I think you handled the situation brilliantly, by staying calm, and by allowing her to put the idea of divorce out there and experience it as an imaginative reality. My impression from reading your thread over a long period is that she wants above all for you to be stable, independent, and able to support her in all kinds of ways (emotionally, financially, physically, and so on). Is that how you see it too?
By not freaking out, you proved your stability once again, and you didn't try to displace her emotions with your emotions. Instead, you clearly and calmly stated how you feel about the situation, and allowed her to test out her own feelings.
I think there's an important moment that you describe when you said you thought the divorce wasn't what she wanted: she called that a slap in the face. In other words, she hates it when you tell her what she feels (which is what her family has always done). However, you saved that situation immediately by telling her that you respect her decision.

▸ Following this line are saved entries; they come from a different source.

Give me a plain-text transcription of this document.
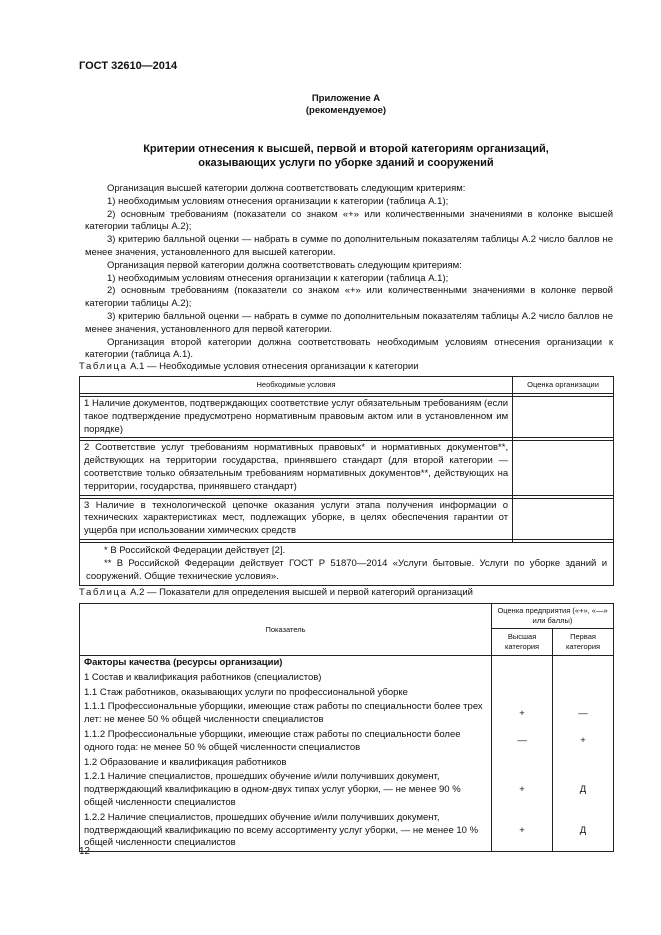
ГОСТ 32610—2014
Приложение А
(рекомендуемое)
Критерии отнесения к высшей, первой и второй категориям организаций,
оказывающих услуги по уборке зданий и сооружений

Организация высшей категории должна соответствовать следующим критериям:

1) необходимым условиям отнесения организации к категории (таблица А.1);

2) основным требованиям (показатели со знаком «+» или количественными значениями в колонке высшей категории таблицы А.2);

3) критерию балльной оценки — набрать в сумме по дополнительным показателям таблицы А.2 число баллов не менее значения, установленного для высшей категории.

Организация первой категории должна соответствовать следующим критериям:

1) необходимым условиям отнесения организации к категории (таблица А.1);

2) основным требованиям (показатели со знаком «+» или количественными значениями в колонке первой категории таблицы А.2);

3) критерию балльной оценки — набрать в сумме по дополнительным показателям таблицы А.2 число баллов не менее значения, установленного для первой категории.

Организация второй категории должна соответствовать необходимым условиям отнесения организации к категории (таблица А.1).

Таблица А.1 — Необходимые условия отнесения организации к категории
Необходимые условия	Оценка организации

1 Наличие документов, подтверждающих соответствие услуг обязательным требованиям (если такое подтверждение предусмотрено нормативным правовым актом или в установленном им порядке)	

2 Соответствие услуг требованиям нормативных правовых* и нормативных документов**, действующих на территории государства, принявшего стандарт (для второй категории — соответствие только обязательным требованиям нормативных документов**, действующих на территории, государства, принявшего стандарт)	

3 Наличие в технологической цепочке оказания услуги этапа получения информации о технических характеристиках мест, подлежащих уборке, в целях обеспечения гарантии от ущерба при использовании химических средств	

* В Российской Федерации действует [2].
** В Российской Федерации действует ГОСТ Р 51870—2014 «Услуги бытовые. Услуги по уборке зданий и сооружений. Общие технические условия».	
Таблица А.2 — Показатели для определения высшей и первой категорий организаций
Показатель	Оценка предприятия («+», «—» или баллы)	
	Высшая категория	Первая категория
Факторы качества (ресурсы организации)		
1 Состав и квалификация работников (специалистов)		
1.1 Стаж работников, оказывающих услуги по профессиональной уборке		
1.1.1 Профессиональные уборщики, имеющие стаж работы по специальности более трех лет: не менее 50 % общей численности специалистов	+	—
1.1.2 Профессиональные уборщики, имеющие стаж работы по специальности более одного года: не менее 50 % общей численности специалистов	—	+
1.2 Образование и квалификация работников		
1.2.1 Наличие специалистов, прошедших обучение и/или получивших документ, подтверждающий квалификацию в одном-двух типах услуг уборки, — не менее 90 % общей численности специалистов	+	Д
1.2.2 Наличие специалистов, прошедших обучение и/или получивших документ, подтверждающий квалификацию по всему ассортименту услуг уборки, — не менее 10 % общей численности специалистов	+	Д
12
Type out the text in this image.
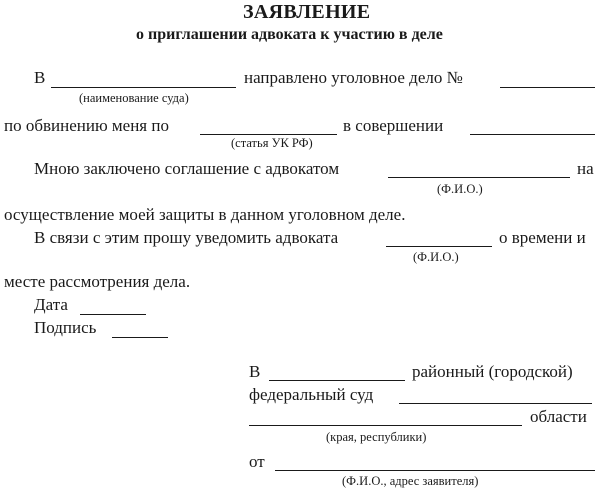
ЗАЯВЛЕНИЕ
о приглашении адвоката к участию в деле
В	направлено уголовное дело №
(наименование суда)
по обвинению меня по	в совершении
(статья УК РФ)
Мною заключено соглашение с адвокатом	на
(Ф.И.О.)
осуществление моей защиты в данном уголовном деле.
В связи с этим прошу уведомить адвоката	о времени и
(Ф.И.О.)
месте рассмотрения дела.
Дата
Подпись
В	районный (городской)
федеральный суд
области
(края, республики)
от
(Ф.И.О., адрес заявителя)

To put that another way, it seems significant that she repeats that her family had been telling her to D you. Yet she didn't file. Now that GFIL has passed away, she actually files (she says). Meaning? Perhaps it indicates that it's really important to her to be able to make her own decisions. She doesn't want either you or the family telling her what to think or feel, she wants to find that out for herself. By maintaining your presence of mind and respect for her decisions in these situations, you're allowing her to mature and flourish.
How interesting then that what follows this encounter is not the distancing or silence that one might anticipate following a filing announcement, but rather a string of nice little phone calls, texts, and future planning (e.g. AAA) which is specifically NOT about divorce. Moreover, she sits in bed with you, gives you a facial, and then sends you a link to the modernman website -- and doesn't point you to the dating aspects of that site (as in, move on), but points you to the parts about caring for you- health and grooming. And suddenly, after so much pain, the medicine starts to work, she feels really good.
Just thinking back to an earlier post about you buying a new laptop and her reacting so strongly: sounds like, again, her fear of you not being able to take care of yourself, not being responsible, not being in a position to look after her. But by being upbeat, stable, and caring for yourself in different ways, you take pressure off her (the fear that she might have to look after you in the same way she's had to look after other family members in the past), and you allow her to grow and find herself.
The situation seems simpler in a way now that her inheritance has been disclosed (i.e. that it's not large), and yet your feelings for her and your responses to her remain stable. I imagine that's really important for her too.
It's impossible to know what will happen next; perhaps she will send the papers through, maybe she won't, but what seems more important is the strength and stability you show through this time, as she comes to see you again not through the eyes of her GFIL or her family, but through her own eyes, which are, after all, the eyes through which she saw you when you first fell in love.